Danielson
Danielson: You Too Can Be One Of His Siblings
13 October 2006
tell your friends...
Words by Sean Moeller//Illustration by Abby Rodriquez
You can’t choose your family. But if you could, wouldn’t you want some sort of combo that included Wes Anderson, Sarah Silverman, Aziz Ansari, Will Arnett, Jimmy Leyland, Don Rickles and Peyton Manning? It makes sense in my head. It might also be smart to throw Daniel Smith into that wish list for some familial musical relief, just make sure to always be on the lookout for the rapscallion trying to dress you up in World War II-era nurse or awkward looking maid duds. I’m just saying, keep them peeled. He’s a brainwasher. He’s also a hypnotist, though you’d never know it by looking at him. Those skills we see (more justly, hear) in this year’s smashing release, “Ships,” which contains the finest song of apology and an attempt to add to our adage-using vernacular – “Did I Step On Your Trumpet?” a video for which can now be seen here
(the skating profiles that leader Smith slips into and the cardboard monocles are wonderful). We’ll get back to those skillz later.
Speaking of family, it’s not just blood relations that are finding themselves caught in his net these days. Smith attempted to find all of the people he’s ever recorded with in the past to ride with him again on “Ships,” a less blitzkrieg version of the Frog Eyes template and utterly inviting record with songs about books and life as an oceanic simile. He hunted them down like there was a bounty on the line. He found one friend he’d played in bands with in college living in the woods in upper Wisconsin. Sometimes it got too difficult or the trail went cold. When that happened, he made due with what he had.
“I didn’t have all the time in the world,” he said of finding everyone. “I did this, really, in the name of studying and the beauty of different relationships. When you’re going back to the concept of relationships, that’s so fundamentally human. And from an artist’s perspective, it flies in the face of ego. I loved that dilemma.”
The members of Smith’s big family have been constant parts of his various projects for 10-plus years. It’s the number of members making it out onto tour and onto stage that various considerably depending on the time and prior obligations. Nothing has deterred Smith from continuing, no matter how large or small the gathering and don’t suggest that wanting to be around your brothers and sisters so regularly is at all unnerving.
“It’s not creepy to me,” Smith said. “It’s probably people who aren’t from big families who can’t understand that we want to be together.”
Even with that, Daniel is the only Smith who really wants to be a professional musician. His sisters Megan Slaboda and Rachel Galloway are fashion designers of children’s clothing and the others all have jobs that they enjoy and don’t feel like ditching for some road weariness and indigestion.
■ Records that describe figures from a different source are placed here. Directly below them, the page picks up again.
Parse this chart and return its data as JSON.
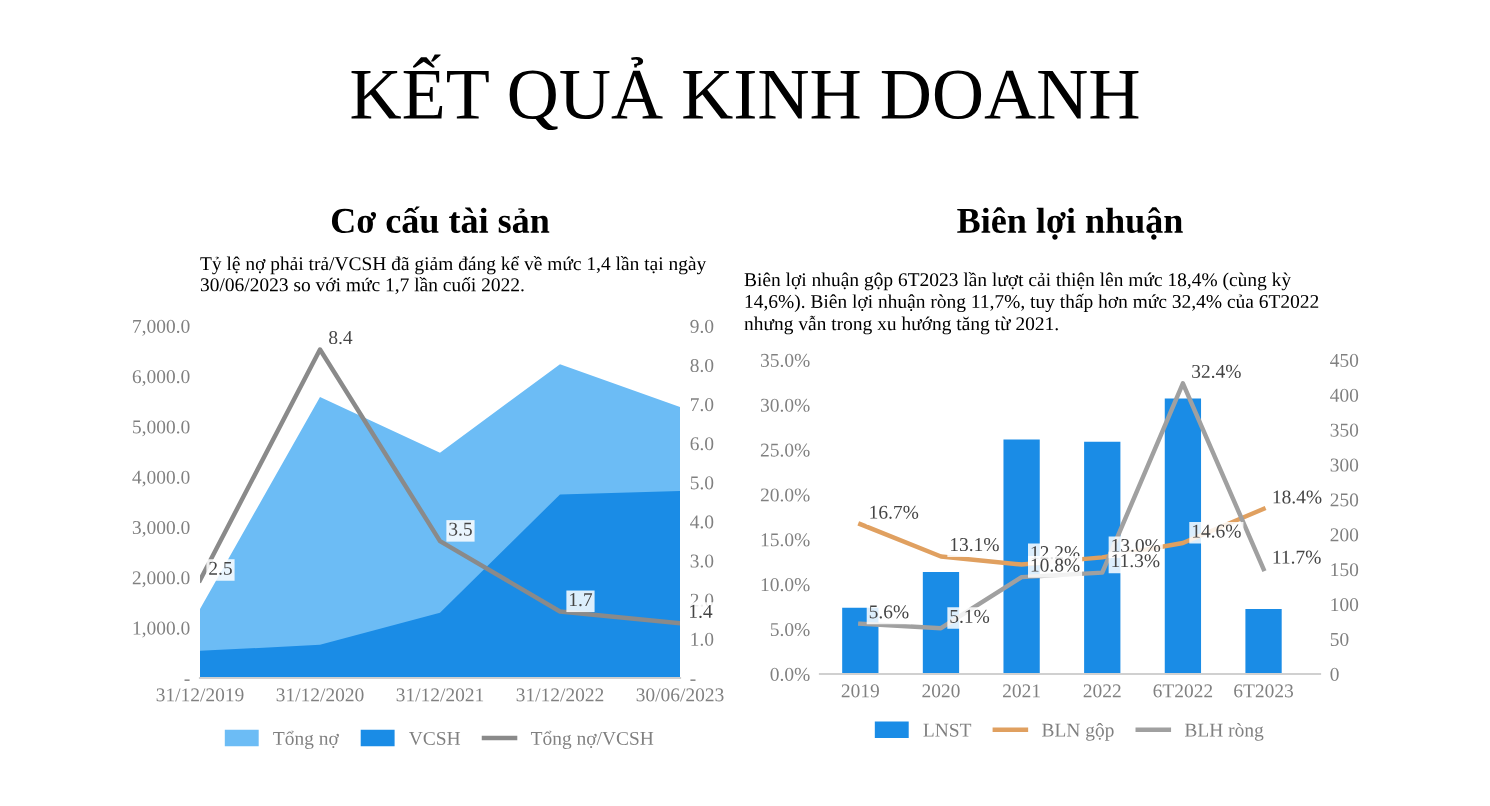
{
  "chart_data": [
    {
      "type": "area",
      "title": "Cơ cấu tài sản",
      "subtitle": "Tỷ lệ nợ phải trả/VCSH đã giảm đáng kể về mức 1,4 lần tại ngày\n30/06/2023 so với mức 1,7 lần cuối 2022.",
      "annotations": [
        "KẾT QUẢ KINH DOANH"
      ],
      "categories": [
        "31/12/2019",
        "31/12/2020",
        "31/12/2021",
        "31/12/2022",
        "30/06/2023"
      ],
      "series": [
        {
          "name": "Tổng nợ",
          "type": "area",
          "color": "#6cbcf5",
          "values": [
            1370,
            5590,
            4480,
            6240,
            5390
          ]
        },
        {
          "name": "VCSH",
          "type": "area",
          "color": "#1a8ce6",
          "values": [
            540,
            660,
            1300,
            3650,
            3720
          ]
        },
        {
          "name": "Tổng nợ/VCSH",
          "type": "line",
          "axis": "y2",
          "color": "#8a8a8a",
          "values": [
            2.5,
            8.4,
            3.5,
            1.7,
            1.4
          ],
          "value_labels": [
            "2.5",
            "8.4",
            "3.5",
            "1.7",
            "1.4"
          ]
        }
      ],
      "ylim": [
        0,
        7000
      ],
      "yticks": [
        {
          "value": 0,
          "label": "-"
        },
        {
          "value": 1000,
          "label": "1,000.0"
        },
        {
          "value": 2000,
          "label": "2,000.0"
        },
        {
          "value": 3000,
          "label": "3,000.0"
        },
        {
          "value": 4000,
          "label": "4,000.0"
        },
        {
          "value": 5000,
          "label": "5,000.0"
        },
        {
          "value": 6000,
          "label": "6,000.0"
        },
        {
          "value": 7000,
          "label": "7,000.0"
        }
      ],
      "y2lim": [
        0,
        9
      ],
      "y2ticks": [
        {
          "value": 0,
          "label": "-"
        },
        {
          "value": 1,
          "label": "1.0"
        },
        {
          "value": 2,
          "label": "2.0"
        },
        {
          "value": 3,
          "label": "3.0"
        },
        {
          "value": 4,
          "label": "4.0"
        },
        {
          "value": 5,
          "label": "5.0"
        },
        {
          "value": 6,
          "label": "6.0"
        },
        {
          "value": 7,
          "label": "7.0"
        },
        {
          "value": 8,
          "label": "8.0"
        },
        {
          "value": 9,
          "label": "9.0"
        }
      ],
      "legend": "bottom",
      "grid": false
    },
    {
      "type": "bar",
      "title": "Biên lợi nhuận",
      "subtitle": "Biên lợi nhuận gộp 6T2023 lần lượt cải thiện lên mức 18,4% (cùng kỳ\n14,6%). Biên lợi nhuận ròng 11,7%, tuy thấp hơn mức 32,4% của 6T2022\nnhưng vẫn trong xu hướng tăng từ 2021.",
      "categories": [
        "2019",
        "2020",
        "2021",
        "2022",
        "6T2022",
        "6T2023"
      ],
      "series": [
        {
          "name": "LNST",
          "type": "bar",
          "axis": "y2",
          "color": "#1a8ce6",
          "values": [
            95,
            146,
            336,
            333,
            395,
            93
          ]
        },
        {
          "name": "BLN gộp",
          "type": "line",
          "color": "#e0a060",
          "values": [
            16.7,
            13.1,
            12.2,
            13.0,
            14.6,
            18.4
          ],
          "value_labels": [
            "16.7%",
            "13.1%",
            "12.2%",
            "13.0%",
            "14.6%",
            "18.4%"
          ]
        },
        {
          "name": "BLH ròng",
          "type": "line",
          "color": "#a0a0a0",
          "values": [
            5.6,
            5.1,
            10.8,
            11.3,
            32.4,
            11.7
          ],
          "value_labels": [
            "5.6%",
            "5.1%",
            "10.8%",
            "11.3%",
            "32.4%",
            "11.7%"
          ]
        }
      ],
      "ylim": [
        0,
        35
      ],
      "yticks": [
        {
          "value": 0,
          "label": "0.0%"
        },
        {
          "value": 5,
          "label": "5.0%"
        },
        {
          "value": 10,
          "label": "10.0%"
        },
        {
          "value": 15,
          "label": "15.0%"
        },
        {
          "value": 20,
          "label": "20.0%"
        },
        {
          "value": 25,
          "label": "25.0%"
        },
        {
          "value": 30,
          "label": "30.0%"
        },
        {
          "value": 35,
          "label": "35.0%"
        }
      ],
      "y2lim": [
        0,
        450
      ],
      "y2ticks": [
        0,
        50,
        100,
        150,
        200,
        250,
        300,
        350,
        400,
        450
      ],
      "legend": "bottom",
      "grid": false
    }
  ]
}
“I have my dream. Everyone else has their own dream,” Smith said. “This is not really anything they want to do for a living. It’s kind of the exception when we have everyone on stage for a show. I just keep doing it. I just keep writing songs and recording them. There was a point a few years ago where I realized, ‘I’m Danielson.’ For ‘Ships,’ a big part of it came full-circle. Our policy is now that everyone’s invited. If you can’t make it, there’s no pressure, but it’s really liberating because everyone understands that I’d prefer that they come and that means everybody.”
The band just recently played Madison Square Garden, opening up for The Flaming Lips.
“There were a lot of people at the Pitchfork festival (this summer) so we knew we could handle it,” Smith said. “Steven Drozd, their drummer, had e-mailed me and that if they ever came to town, they’d love to hang out with us. He owns everything we’ve put out, he said. We saw them in Philly and we just hung out with all those guys.”
In the upcoming future, Smith plans to work on releasing four separate 7-inches over the course of the next year, continuing to work with various people that he’s worked with over the years. And as for those skillz we were talking about earlier, he bears fruit. He bears thick, luscious fruit in each one of his songs. These songs (or fruit) deserve the constant roll of a kettledrum, unveiling each of their subtleties as if they were newsflashes. They should be and there are plenty of them on “Ships.” Ahoy. Isn’t that a Hold Steady song about a racehorse? Naw.